Of course, modern mass media are the press agents of the secularized, hedonistic culture of the West in which transient entertainment and amusement are just one more commodity of pleasurable consumption for the easily bored and those with short attention spans. So yes, the media are a 5th column for any aggressor, who knows that morale, the willingness to fight, kill, and die for what one believes in, is 3 times more important than material superiority, as Napoleon once said. So the crisis in Ukraine is just another show, popular for a while but now replaced by a new one like ISIS or the ebola scare. Next week something else will come along.

“Russia Today” TV channel is quite popular in the United States. Liberal journalists and their democratic audience think: “one should see both sides” (indiscriminating between Russian-style propaganda and truth). And as Allan Bloom put it, “almost every student entering the university believes, or says he believes, that truth is relative”. Isn’t relativism a considerable help to Russia in information warfare?

We have only to look at the history of the Cold War to see how dangerous the attitudes you describe were, how much harder they made the final victory because so many Westerners sympathized with communism, whether on ideological grounds or because of the flabby “let’s see both sides” relativism, which is usually just an excuse not to make the effort to take a side, the right side, the side of truth and justice. So who cares if Russia wants a “warm water port” or is miffed about no longer being a superpower? That had nothing to do with how we judge the gulags and show trials and manufactured famines, or today’s aggression. In any conflict, the one that believes in his side will have a huge advantage over the one who sees all sides but can’t pick one to fight and die for.

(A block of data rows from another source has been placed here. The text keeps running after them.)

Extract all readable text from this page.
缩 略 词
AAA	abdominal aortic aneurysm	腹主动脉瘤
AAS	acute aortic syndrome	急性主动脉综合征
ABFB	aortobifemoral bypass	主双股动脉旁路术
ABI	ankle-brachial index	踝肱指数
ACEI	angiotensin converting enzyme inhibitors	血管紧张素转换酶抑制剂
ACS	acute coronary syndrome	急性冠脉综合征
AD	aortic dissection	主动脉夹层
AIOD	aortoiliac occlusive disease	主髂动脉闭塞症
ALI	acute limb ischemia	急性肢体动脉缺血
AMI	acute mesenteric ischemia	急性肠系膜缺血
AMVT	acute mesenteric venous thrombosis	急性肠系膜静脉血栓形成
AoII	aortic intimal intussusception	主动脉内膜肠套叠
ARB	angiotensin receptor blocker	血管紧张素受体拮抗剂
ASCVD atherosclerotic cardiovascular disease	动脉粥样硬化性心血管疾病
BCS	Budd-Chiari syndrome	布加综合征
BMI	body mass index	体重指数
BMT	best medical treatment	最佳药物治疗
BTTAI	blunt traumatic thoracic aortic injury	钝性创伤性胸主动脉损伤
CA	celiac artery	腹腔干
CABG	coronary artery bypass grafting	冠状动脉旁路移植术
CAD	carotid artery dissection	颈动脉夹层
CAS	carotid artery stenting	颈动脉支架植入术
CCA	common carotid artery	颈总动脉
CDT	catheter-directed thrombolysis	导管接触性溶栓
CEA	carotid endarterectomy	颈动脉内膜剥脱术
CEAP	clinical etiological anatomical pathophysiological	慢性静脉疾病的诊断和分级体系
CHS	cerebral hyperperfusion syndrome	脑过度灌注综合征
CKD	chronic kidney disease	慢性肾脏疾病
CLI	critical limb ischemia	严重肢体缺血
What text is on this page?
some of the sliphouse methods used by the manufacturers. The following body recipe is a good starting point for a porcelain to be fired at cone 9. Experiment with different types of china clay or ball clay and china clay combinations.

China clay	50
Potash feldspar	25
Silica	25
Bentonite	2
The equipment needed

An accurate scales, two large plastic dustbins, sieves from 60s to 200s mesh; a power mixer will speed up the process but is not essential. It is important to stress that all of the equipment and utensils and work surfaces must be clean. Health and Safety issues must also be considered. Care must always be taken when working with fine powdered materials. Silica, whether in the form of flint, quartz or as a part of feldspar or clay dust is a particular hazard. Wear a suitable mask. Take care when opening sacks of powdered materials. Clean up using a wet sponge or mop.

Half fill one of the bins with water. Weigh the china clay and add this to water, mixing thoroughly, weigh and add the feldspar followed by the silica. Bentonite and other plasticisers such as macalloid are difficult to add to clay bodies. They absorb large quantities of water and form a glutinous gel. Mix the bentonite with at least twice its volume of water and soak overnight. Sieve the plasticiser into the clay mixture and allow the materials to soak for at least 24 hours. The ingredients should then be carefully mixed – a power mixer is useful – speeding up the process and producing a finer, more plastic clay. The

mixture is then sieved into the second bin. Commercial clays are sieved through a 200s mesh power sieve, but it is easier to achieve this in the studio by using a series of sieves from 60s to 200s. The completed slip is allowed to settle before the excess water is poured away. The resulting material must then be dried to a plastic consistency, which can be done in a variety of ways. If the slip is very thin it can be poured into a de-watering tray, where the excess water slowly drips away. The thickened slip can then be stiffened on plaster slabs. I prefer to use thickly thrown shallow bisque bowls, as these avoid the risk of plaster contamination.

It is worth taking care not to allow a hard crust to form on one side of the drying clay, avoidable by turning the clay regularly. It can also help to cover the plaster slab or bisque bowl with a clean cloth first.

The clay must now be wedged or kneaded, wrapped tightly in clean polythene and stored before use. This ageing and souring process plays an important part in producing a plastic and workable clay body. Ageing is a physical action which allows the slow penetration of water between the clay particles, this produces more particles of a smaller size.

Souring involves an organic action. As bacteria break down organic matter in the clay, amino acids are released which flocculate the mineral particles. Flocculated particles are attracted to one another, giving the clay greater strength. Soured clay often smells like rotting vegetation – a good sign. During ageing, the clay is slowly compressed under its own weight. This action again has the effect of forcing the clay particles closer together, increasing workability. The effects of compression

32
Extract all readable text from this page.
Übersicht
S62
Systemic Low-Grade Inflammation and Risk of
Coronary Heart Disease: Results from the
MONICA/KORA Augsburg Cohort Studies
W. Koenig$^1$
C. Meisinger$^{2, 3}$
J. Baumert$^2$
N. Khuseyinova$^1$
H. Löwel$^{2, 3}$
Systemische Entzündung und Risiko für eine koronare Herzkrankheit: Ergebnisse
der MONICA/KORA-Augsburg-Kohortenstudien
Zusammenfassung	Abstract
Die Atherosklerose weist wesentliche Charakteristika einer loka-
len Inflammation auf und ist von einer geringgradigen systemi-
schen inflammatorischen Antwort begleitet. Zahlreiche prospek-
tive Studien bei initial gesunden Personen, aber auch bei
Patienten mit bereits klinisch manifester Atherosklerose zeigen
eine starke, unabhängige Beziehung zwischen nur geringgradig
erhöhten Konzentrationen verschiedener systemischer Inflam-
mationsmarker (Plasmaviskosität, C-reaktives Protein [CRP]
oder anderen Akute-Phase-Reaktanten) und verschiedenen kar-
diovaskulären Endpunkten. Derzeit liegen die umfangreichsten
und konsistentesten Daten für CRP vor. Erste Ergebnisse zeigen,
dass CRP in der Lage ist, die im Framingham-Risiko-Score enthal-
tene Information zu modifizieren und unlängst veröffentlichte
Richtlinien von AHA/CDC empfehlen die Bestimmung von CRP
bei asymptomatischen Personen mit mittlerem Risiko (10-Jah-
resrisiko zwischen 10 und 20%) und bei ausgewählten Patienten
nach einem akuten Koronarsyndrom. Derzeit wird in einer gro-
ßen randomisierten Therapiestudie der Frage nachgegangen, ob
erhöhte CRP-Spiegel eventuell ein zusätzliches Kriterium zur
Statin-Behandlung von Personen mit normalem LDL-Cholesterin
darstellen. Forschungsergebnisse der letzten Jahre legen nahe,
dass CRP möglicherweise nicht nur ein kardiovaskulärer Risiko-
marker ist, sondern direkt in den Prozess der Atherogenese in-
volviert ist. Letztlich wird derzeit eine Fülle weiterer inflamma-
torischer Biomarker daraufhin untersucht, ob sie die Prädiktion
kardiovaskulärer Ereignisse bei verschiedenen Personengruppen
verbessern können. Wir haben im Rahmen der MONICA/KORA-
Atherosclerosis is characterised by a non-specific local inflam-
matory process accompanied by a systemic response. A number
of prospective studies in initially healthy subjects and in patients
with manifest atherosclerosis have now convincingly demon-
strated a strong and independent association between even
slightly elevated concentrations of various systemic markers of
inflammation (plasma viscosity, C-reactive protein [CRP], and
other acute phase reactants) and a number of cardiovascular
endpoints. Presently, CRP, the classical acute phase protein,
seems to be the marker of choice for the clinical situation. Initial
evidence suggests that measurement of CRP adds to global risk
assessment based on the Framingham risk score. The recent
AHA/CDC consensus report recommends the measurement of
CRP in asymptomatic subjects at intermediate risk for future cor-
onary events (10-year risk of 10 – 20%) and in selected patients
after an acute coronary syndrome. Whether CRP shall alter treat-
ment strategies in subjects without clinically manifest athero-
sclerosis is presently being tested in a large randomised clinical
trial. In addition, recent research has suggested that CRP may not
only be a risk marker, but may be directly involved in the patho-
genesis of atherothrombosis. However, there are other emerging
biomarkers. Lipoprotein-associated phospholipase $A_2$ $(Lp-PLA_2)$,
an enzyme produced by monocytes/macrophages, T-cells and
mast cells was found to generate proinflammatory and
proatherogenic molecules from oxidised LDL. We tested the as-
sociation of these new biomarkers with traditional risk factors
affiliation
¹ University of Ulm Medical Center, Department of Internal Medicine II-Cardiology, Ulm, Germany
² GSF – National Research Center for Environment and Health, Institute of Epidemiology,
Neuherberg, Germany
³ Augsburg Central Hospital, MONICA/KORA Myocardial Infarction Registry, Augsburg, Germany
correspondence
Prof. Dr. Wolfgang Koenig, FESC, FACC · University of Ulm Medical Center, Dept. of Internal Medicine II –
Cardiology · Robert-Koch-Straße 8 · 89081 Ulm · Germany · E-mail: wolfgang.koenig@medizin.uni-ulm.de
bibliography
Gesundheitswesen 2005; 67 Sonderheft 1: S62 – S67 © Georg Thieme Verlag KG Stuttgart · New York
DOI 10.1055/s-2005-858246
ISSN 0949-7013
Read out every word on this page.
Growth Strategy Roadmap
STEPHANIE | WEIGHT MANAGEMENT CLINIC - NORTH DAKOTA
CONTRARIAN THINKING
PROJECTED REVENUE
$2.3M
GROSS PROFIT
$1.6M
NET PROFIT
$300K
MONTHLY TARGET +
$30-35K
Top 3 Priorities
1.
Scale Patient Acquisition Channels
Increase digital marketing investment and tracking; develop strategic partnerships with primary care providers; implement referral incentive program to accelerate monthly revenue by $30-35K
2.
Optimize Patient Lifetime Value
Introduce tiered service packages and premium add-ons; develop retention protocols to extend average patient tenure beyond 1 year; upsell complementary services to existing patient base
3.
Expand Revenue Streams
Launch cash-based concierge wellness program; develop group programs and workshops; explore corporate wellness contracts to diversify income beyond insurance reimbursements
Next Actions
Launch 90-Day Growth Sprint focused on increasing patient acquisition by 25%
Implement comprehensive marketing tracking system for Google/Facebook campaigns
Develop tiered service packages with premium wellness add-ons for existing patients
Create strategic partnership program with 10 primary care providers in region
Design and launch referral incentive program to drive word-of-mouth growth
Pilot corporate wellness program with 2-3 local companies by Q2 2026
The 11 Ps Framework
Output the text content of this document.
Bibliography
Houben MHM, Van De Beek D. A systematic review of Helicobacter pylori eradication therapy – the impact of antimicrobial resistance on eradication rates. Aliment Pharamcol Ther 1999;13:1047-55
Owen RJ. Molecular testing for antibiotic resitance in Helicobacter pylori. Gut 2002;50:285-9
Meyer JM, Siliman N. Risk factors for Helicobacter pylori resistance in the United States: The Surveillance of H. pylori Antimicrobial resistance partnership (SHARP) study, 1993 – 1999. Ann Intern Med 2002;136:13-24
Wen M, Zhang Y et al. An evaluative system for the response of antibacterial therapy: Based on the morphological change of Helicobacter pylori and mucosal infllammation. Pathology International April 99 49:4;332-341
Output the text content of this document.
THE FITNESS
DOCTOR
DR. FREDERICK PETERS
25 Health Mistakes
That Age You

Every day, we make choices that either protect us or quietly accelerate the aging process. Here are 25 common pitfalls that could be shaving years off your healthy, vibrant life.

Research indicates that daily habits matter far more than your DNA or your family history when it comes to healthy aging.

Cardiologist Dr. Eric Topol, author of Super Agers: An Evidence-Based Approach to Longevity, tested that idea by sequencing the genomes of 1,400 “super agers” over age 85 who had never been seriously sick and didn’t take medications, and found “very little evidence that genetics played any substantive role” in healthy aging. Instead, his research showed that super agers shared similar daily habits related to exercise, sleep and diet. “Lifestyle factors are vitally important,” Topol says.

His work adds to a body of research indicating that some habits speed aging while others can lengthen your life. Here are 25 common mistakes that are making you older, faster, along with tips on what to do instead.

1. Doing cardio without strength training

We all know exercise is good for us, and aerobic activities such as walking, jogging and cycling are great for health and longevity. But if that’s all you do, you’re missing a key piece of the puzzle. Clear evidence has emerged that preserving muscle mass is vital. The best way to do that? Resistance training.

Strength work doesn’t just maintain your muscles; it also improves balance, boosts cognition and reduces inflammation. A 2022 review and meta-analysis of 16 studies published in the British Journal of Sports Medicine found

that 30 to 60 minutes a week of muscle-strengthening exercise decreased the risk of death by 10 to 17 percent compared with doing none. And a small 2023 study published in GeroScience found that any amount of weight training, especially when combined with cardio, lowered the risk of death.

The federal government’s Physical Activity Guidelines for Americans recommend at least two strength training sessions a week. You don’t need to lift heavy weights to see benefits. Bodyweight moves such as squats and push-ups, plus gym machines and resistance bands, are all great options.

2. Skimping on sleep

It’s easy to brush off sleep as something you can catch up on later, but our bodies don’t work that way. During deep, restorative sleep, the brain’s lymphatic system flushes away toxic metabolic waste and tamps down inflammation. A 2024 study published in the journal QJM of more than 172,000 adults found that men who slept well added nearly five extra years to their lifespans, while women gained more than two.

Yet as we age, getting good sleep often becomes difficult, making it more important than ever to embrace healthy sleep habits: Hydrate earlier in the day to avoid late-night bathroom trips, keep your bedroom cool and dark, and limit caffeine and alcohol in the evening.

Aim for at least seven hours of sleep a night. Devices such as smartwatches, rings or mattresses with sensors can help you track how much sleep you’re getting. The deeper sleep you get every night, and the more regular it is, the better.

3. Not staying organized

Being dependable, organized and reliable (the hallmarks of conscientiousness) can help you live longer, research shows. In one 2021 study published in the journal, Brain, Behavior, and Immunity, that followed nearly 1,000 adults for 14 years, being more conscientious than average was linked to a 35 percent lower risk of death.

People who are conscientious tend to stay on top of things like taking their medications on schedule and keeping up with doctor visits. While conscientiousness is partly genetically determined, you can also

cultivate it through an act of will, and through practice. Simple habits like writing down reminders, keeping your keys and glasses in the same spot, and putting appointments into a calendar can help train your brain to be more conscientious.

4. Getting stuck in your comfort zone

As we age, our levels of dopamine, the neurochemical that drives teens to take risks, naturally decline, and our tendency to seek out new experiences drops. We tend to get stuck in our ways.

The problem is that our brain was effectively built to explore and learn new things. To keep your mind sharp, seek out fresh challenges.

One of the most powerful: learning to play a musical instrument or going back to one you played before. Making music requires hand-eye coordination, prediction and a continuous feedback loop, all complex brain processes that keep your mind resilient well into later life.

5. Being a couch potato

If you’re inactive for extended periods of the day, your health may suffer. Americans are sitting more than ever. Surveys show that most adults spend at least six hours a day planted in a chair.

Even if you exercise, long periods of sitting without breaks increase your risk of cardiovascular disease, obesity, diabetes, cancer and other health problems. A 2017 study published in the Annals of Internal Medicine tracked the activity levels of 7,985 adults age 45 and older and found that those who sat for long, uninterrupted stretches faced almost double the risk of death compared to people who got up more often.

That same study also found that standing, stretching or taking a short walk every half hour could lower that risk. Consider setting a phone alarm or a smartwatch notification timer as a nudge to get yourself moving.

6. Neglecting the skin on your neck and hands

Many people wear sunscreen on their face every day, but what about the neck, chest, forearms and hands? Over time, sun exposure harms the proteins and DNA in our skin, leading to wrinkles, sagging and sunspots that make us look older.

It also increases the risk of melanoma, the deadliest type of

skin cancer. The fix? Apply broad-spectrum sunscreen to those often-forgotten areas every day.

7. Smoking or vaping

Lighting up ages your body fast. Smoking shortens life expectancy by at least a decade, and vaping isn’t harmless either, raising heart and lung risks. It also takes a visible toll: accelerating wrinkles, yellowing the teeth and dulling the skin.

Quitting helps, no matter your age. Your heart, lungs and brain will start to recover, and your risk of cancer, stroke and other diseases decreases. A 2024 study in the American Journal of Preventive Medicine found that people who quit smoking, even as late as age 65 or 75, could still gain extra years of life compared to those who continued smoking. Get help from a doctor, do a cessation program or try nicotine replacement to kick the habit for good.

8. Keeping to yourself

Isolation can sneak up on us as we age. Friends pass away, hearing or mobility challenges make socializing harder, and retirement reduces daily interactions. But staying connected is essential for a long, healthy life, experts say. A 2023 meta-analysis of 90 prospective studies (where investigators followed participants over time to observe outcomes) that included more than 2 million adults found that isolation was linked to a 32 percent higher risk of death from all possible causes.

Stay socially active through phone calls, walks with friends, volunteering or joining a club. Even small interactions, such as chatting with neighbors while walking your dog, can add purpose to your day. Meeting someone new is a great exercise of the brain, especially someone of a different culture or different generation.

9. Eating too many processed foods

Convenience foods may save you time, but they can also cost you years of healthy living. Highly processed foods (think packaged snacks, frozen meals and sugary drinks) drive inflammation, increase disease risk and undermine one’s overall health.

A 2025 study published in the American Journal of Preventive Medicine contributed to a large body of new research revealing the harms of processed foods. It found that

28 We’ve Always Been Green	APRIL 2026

Is liberal democracy in crisis? Can liberal democracy itself be the main stimulant of the crisis presumed, and what, in this case, is the remedy?

Liberal democracy is indeed in crisis, for it has no grounding in the transcendent, no divine, timeless foundation. Having discarded faith, it has no basis for making distinctions and judgments of good and evil, right and wrong, falling back instead on “tolerance,” which is just camouflage for appeasement and cowardice.

So it’s not so much liberal democracy per se, which as created by the American Founders took for granted a transcendent ground in religion, natural law beyond the authority of any earthly political power, etc. It’s secularization, the banishing of God from the public square, that is at the heart of the crisis. Sadly, the only remedy may be a catastrophe severe enough to return people to their spiritual roots – if it doesn’t drive them to violent ideologies, as happened with Nazism and communism in the 20th century.


Bruce S. Thornton is a research fellow at the Hoover Institution (USA). Thornton is currently a professor of classics and humanities at California State University, Fresno. He is the author of books on a variety of topics, including “Greek Ways: How the Greeks Created Western Civilization”, “Decline and Fall: Europe’s Slow-Motion Suicide”; and most recently “The Tyranny of the Majority from the Greeks to Obama”.